Nearly 20% of patients are hospitalized again within 30 days, preventing these events is a priority for healthcare organizations
Being discharged from the hospital can be bad for your health. Nearly one in five adult patients experience an adverse event within three weeks of leaving the hospital, and roughly 20% of Medicare patients discharged from a hospital—approximately 2.6 million older adults—are rehospitalized within 30 days, at a cost of over $26 billion every year (1,2).
Managing “transitions of care”—when a patient moves from one care setting to another as their condition and needs change—is the key to avoiding many of these adverse events. Adverse drug events are a common driver of negative outcomes; studies have shown nearly one in three discharges had medication discrepancies, with 51% having the potential for serious harm.³ In reality, multiple modifiable factors contribute to readmissions, including poor medication reconciliation, hospital-acquired infections, post-procedural complications, provider discontinuity, inaccurately assessing patients' abilities to care for themselves, and failing to enlist the necessary resources (3,4).
With nearly 20% of Medicare patients being rehospitalized within 30 days, preventing these events is a priority for healthcare organizations (HCOs). As HCOs pursue new solutions, experts are keen to point out that patients are readmitted for reasons that vary on a case-by-case basis and stress that interventions must be carefully tailored to each patient’s individual circumstances (5).
AI can help HCOs improve care transitions by identifying patients at risk for post-discharge adverse events before they are discharged.

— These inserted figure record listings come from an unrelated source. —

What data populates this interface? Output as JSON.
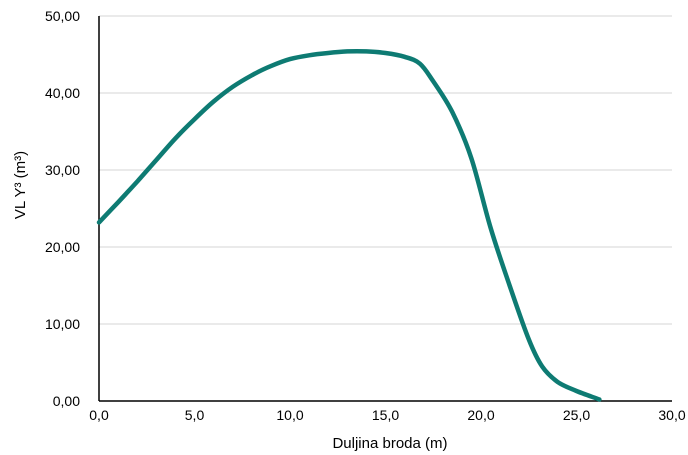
{
  "chart_data": {
    "type": "line",
    "xlabel": "Duljina broda (m)",
    "ylabel": "VL Y³ (m³)",
    "xlim": [
      0,
      30
    ],
    "ylim": [
      0,
      50
    ],
    "x_ticks": [
      "0,0",
      "5,0",
      "10,0",
      "15,0",
      "20,0",
      "25,0",
      "30,0"
    ],
    "y_ticks": [
      "0,00",
      "10,00",
      "20,00",
      "30,00",
      "40,00",
      "50,00"
    ],
    "grid": "horizontal",
    "line_color": "#0e7b73",
    "series": [
      {
        "x": [
          0,
          1,
          2,
          3,
          4,
          5,
          6,
          7,
          8,
          9,
          10,
          11,
          12,
          13,
          14,
          15,
          16,
          16.8,
          17.5,
          18.5,
          19.5,
          20.5,
          21.5,
          22.5,
          23.2,
          24,
          25,
          26.2
        ],
        "y": [
          23.2,
          25.8,
          28.5,
          31.3,
          34.1,
          36.6,
          38.9,
          40.8,
          42.3,
          43.5,
          44.4,
          44.9,
          45.2,
          45.4,
          45.4,
          45.2,
          44.7,
          43.8,
          41.5,
          37.5,
          31.5,
          22.5,
          15.0,
          8.0,
          4.5,
          2.5,
          1.3,
          0.2
        ]
      }
    ]
  }
}
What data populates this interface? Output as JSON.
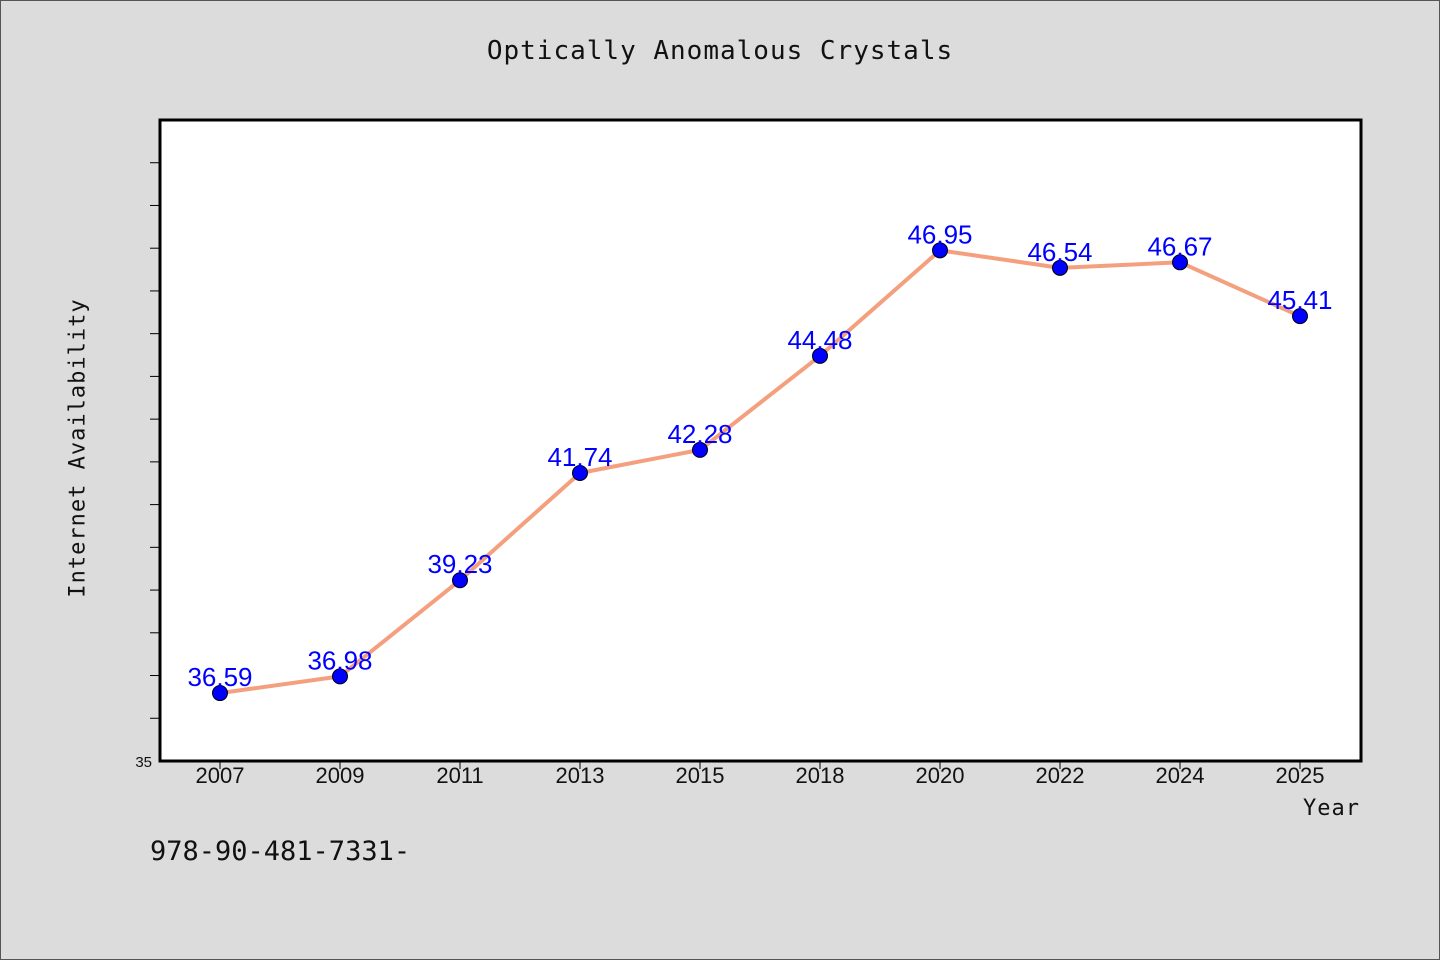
{
  "chart_data": {
    "type": "line",
    "title": "Optically Anomalous Crystals",
    "xlabel": "Year",
    "ylabel": "Internet Availability",
    "categories": [
      "2007",
      "2009",
      "2011",
      "2013",
      "2015",
      "2018",
      "2020",
      "2022",
      "2024",
      "2025"
    ],
    "series": [
      {
        "values": [
          36.59,
          36.98,
          39.23,
          41.74,
          42.28,
          44.48,
          46.95,
          46.54,
          46.67,
          45.41
        ],
        "line_color": "#f4a07f",
        "marker_color": "#0000ff"
      }
    ],
    "y_tick_label": "35",
    "ylim": [
      35,
      50
    ],
    "grid": false,
    "legend": "none",
    "data_labels": true,
    "data_label_color": "#0000ff"
  },
  "footnote": "978-90-481-7331-"
}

Armed with this insight, organizations can implement individually-targeted interventions to improve health outcomes. Patient-centered interventions that prioritize engagement, patient self-care education, and persistent caregiver relationships can cut hospital readmissions following discharge by more than 30% (6,7). Additionally, comprehensive transitional care programs that include home follow-up visits have the potential to reduce average hospital costs by up to $14,150 per episode of care (8).